The park closed for good after the 2006 season, after which many of its rides were sent off to other theme parks. Here is a map of the park from one of its last years of operations to give you an idea of what it offered:
And a similarly positioned aerial of the park for comparison:
American Adventure opened in 1987 with an old west theme, one of American's most romanticized aspects around the world. It grew from there, with other sections featuring North American themes.
A couple of the park's older attractions included the Runaway Mine train, a powered coaster, and the Nightmare Niagara log flume, which was already removed in this photo. You can see pieces of it coming out of the rock mountain that it traveled through.
Another simple, but popular, attraction was the Buffalo Ride. This was another powered coaster, in this case supplied by Zamperla. It was moved to Twinlakes park, also in the UK, where it still operates.
The park had a nice river ride, named Rocky Mountain Rapids and themed to the great Canadian wilderness.

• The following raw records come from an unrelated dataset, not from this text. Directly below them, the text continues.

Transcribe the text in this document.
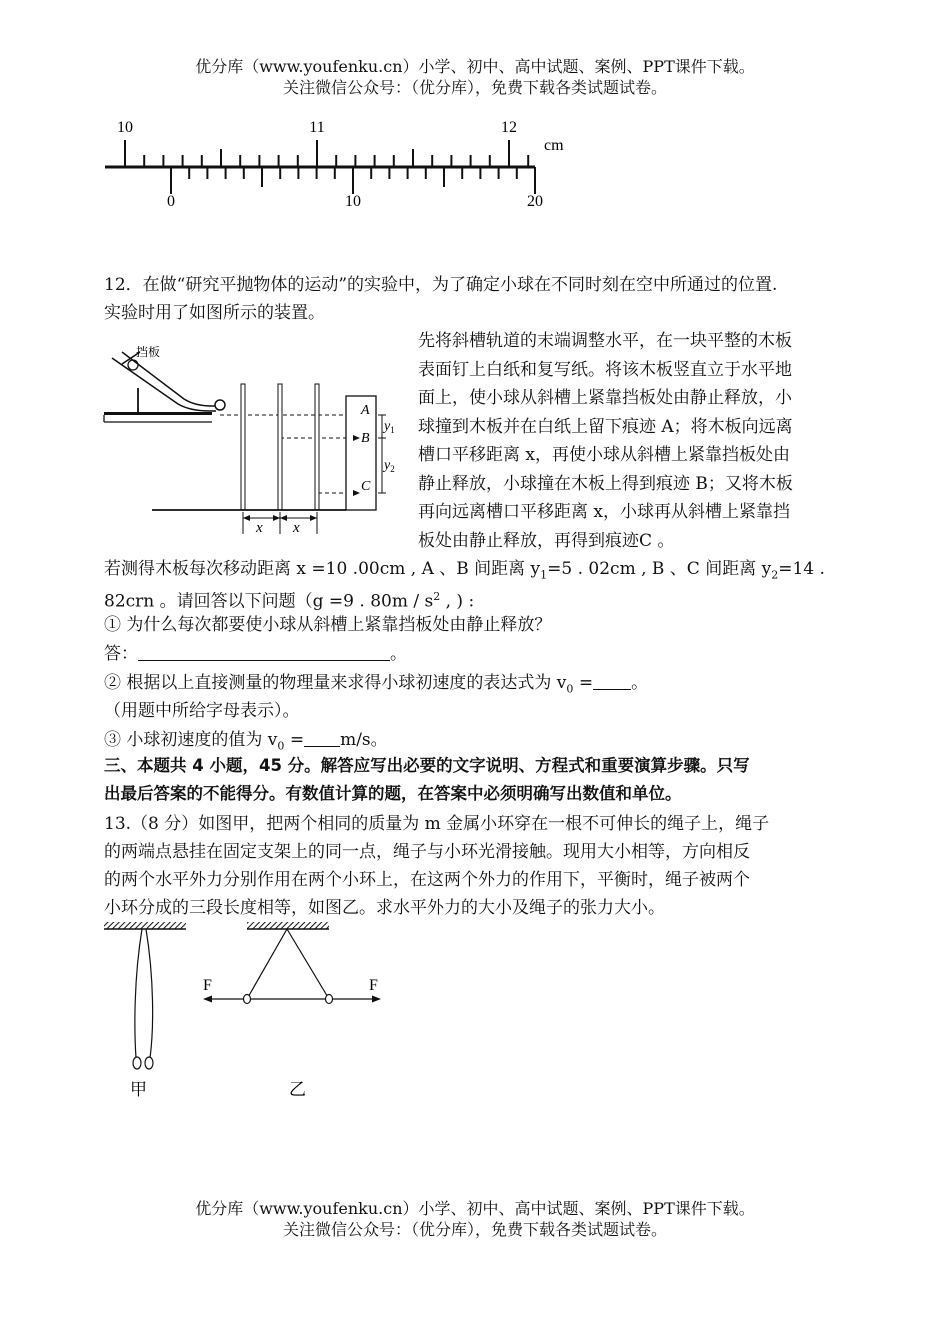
优分库（www.youfenku.cn）小学、初中、高中试题、案例、PPT课件下载。
关注微信公众号：（优分库），免费下载各类试题试卷。
10	11	12
cm
0	10	20
12．在做“研究平抛物体的运动”的实验中，为了确定小球在不同时刻在空中所通过的位置.
实验时用了如图所示的装置。
先将斜槽轨道的末端调整水平，在一块平整的木板
表面钉上白纸和复写纸。将该木板竖直立于水平地
面上，使小球从斜槽上紧靠挡板处由静止释放，小
球撞到木板并在白纸上留下痕迹 A；将木板向远离
槽口平移距离 x，再使小球从斜槽上紧靠挡板处由
静止释放，小球撞在木板上得到痕迹 B；又将木板
再向远离槽口平移距离 x，小球再从斜槽上紧靠挡
板处由静止释放，再得到痕迹C 。
挡板
A
B
C
$y_1$
$y_2$
x x
若测得木板每次移动距离 x =10 .00cm , A 、B 间距离 $y_1=5$ . 02cm , B 、C 间距离 $y_2=14$ .
82crn 。请回答以下问题（g =9 . $80m / s^2$ , ) :
① 为什么每次都要使小球从斜槽上紧靠挡板处由静止释放？
答：	。
② 根据以上直接测量的物理量来求得小球初速度的表达式为 $v_0$ = 。
（用题中所给字母表示）。
③ 小球初速度的值为 $v_0 = m/s$。
三、本题共 4 小题，45 分。解答应写出必要的文字说明、方程式和重要演算步骤。只写
出最后答案的不能得分。有数值计算的题，在答案中必须明确写出数值和单位。
13.（8 分）如图甲，把两个相同的质量为 m 金属小环穿在一根不可伸长的绳子上，绳子
的两端点悬挂在固定支架上的同一点，绳子与小环光滑接触。现用大小相等，方向相反
的两个水平外力分别作用在两个小环上，在这两个外力的作用下，平衡时，绳子被两个
小环分成的三段长度相等，如图乙。求水平外力的大小及绳子的张力大小。
甲
F	F
乙
优分库（www.youfenku.cn）小学、初中、高中试题、案例、PPT课件下载。
关注微信公众号：（优分库），免费下载各类试题试卷。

The ride didn't operate the last year or so the park was open, which is a shame.
The Missile was added in 1989 to round out the more extreme thrill ride selection at the park. A standard Vekoma Boomerang, it was moved to Pleasurewood Hills, UK, when American Adventure closed.
These buildings intrigued me, mostly because of the rock wall facade with giant faces on them. Turns out they held a motion simulator that changed themes numerous times through the years.
French rides manufacturer Soquet is responsible for the looping coaster seen here - formerly known as Iron Wolf, Gladiators, Sky Looper, JCB Twin Looper, and finally just Twin Looper. The coaster now makes a nice home in Poland where it is known as the Tic-Tac-Tornado.
Also take notice of the play area at the bottom of the photo where you could use your own JCB themed digger or other heavy equipment vehicle! Unique.